Dabei geht es überhaupt nicht darum, die leidige Kulturdebatte aufzumachen, ob man etwas literarisch so Bedeutendes und Wuchtiges überhaupt in einen Comic übersetzen darf – der Autor dieser Zeilen möchte lediglich die Frage nach dem Mehrwert dieses Unterfangens stellen. Gemessen an dem, wie erschreckend aktuell das auf seinen hundertsten Geburtstag zugehende Werk von Kraus noch immer ist, kann man ihm nicht genug Leser wünschen. Insofern ist Pietschs Ziel durchaus löblich, Kraus einem breiteren Publikum wieder näher zu bringen.

»Die unwahrscheinlichsten Taten, die hier gemeldet werden, sind wirklich geschehen. […] Die unwahrscheinlichsten Gespräche, die hier geführt werden, sind wörtlich gesprochen worden; die grellsten Erfindungen sind Zitate.« (Aus dem Vorwort von Karl Kraus)
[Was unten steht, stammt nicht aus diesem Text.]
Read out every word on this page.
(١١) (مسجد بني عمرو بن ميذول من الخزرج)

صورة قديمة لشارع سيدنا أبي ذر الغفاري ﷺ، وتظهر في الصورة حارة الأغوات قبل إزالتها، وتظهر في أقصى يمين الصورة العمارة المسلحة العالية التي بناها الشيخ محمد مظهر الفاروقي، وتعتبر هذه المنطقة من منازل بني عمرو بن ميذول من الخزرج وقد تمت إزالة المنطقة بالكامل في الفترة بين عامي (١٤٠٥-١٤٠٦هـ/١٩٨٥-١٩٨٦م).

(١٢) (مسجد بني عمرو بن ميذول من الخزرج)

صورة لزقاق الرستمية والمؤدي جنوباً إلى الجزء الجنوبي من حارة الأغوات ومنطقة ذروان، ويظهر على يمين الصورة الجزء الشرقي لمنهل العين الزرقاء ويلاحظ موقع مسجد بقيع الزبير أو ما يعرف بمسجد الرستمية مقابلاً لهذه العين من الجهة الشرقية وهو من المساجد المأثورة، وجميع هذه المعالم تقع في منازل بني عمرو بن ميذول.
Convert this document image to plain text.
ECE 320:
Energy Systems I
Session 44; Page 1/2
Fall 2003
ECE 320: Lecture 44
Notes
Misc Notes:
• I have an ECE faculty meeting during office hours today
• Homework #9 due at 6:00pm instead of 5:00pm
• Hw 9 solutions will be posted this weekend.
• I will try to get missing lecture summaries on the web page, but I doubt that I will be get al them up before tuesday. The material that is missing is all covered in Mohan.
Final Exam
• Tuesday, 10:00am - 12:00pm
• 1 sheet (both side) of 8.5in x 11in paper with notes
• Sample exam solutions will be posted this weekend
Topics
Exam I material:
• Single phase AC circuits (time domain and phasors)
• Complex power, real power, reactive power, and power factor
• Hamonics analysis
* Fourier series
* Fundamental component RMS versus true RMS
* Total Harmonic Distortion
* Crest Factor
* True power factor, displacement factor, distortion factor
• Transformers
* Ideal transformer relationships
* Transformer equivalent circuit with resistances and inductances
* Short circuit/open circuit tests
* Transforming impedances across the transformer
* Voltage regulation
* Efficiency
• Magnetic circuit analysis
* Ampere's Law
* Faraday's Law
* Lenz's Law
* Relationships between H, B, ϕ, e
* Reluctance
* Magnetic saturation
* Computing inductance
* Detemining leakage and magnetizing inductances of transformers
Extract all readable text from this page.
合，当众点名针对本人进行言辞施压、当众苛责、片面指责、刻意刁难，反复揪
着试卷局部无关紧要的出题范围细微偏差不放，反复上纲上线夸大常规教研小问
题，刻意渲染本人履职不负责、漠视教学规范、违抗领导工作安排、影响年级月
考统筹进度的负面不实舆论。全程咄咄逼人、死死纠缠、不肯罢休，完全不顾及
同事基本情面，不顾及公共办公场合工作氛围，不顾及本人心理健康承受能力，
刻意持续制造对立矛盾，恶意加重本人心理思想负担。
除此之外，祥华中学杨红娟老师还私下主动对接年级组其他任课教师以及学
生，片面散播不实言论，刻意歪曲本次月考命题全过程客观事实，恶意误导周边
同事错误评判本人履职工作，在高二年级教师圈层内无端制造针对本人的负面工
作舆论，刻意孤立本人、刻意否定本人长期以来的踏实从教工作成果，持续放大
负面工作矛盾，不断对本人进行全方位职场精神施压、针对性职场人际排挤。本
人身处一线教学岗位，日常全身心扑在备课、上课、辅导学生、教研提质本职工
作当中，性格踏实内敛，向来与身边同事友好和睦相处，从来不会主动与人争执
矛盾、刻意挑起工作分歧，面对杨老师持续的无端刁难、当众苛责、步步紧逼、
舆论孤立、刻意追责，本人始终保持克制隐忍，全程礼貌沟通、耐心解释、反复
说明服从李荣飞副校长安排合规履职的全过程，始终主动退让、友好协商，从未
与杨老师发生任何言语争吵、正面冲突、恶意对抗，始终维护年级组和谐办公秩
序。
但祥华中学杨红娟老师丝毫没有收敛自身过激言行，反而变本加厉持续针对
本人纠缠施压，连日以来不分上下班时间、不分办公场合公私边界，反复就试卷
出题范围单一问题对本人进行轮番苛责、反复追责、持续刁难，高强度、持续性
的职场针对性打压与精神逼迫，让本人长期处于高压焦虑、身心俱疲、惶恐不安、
Nun handelt es sich nicht um irgendein Theaterstück, sondern um eines, das allein seiner schieren Länge wegen in seiner kompletten Form als unaufführbar gilt – und sogar von Kraus selbst einem »Marstheater« zugedacht wurde. Denn »Theatergänger dieser Welt vermöchten ihm nicht standzuhalten.« ›Die letzten Tage der Menschheit‹ entstand in den Jahren 1915 bis 1919 unter dem Eindruck des Ersten Weltkrieges, und hat keine konkrete, durchgehende Handlung, obschon es eine Reihe immer wieder auftauchender Figuren gibt. Das Stück reiht, dem Kriegsverlauf folgend, hauptsächlich satirisch überzogener Alltagsbeobachtungen aneinander, die den Weltkrieg zunächst vor allem aus der Sicht von Wiener Straßenpassanten beschreiben; in kleinen und großen Vignetten aus Cafés und Amtsstuben, schließlich aber auch immer mehr die perfiden Mechanismen der Propaganda durchleuchten, die Banalitäten der Heeresführung ebenso anklagen wie den Missbrauch der Sprache und die verhängnisvolle Zusammenarbeit zwischen Medien und Militär. Hohe Politiker und Fürstenhäuser werden ebenso aufs Korn genommen wie wichtige Journalisten und Schriftsteller, Kriegsgewinnler oder einfach nur grantelnde Kellner und Lebensmittelhändler.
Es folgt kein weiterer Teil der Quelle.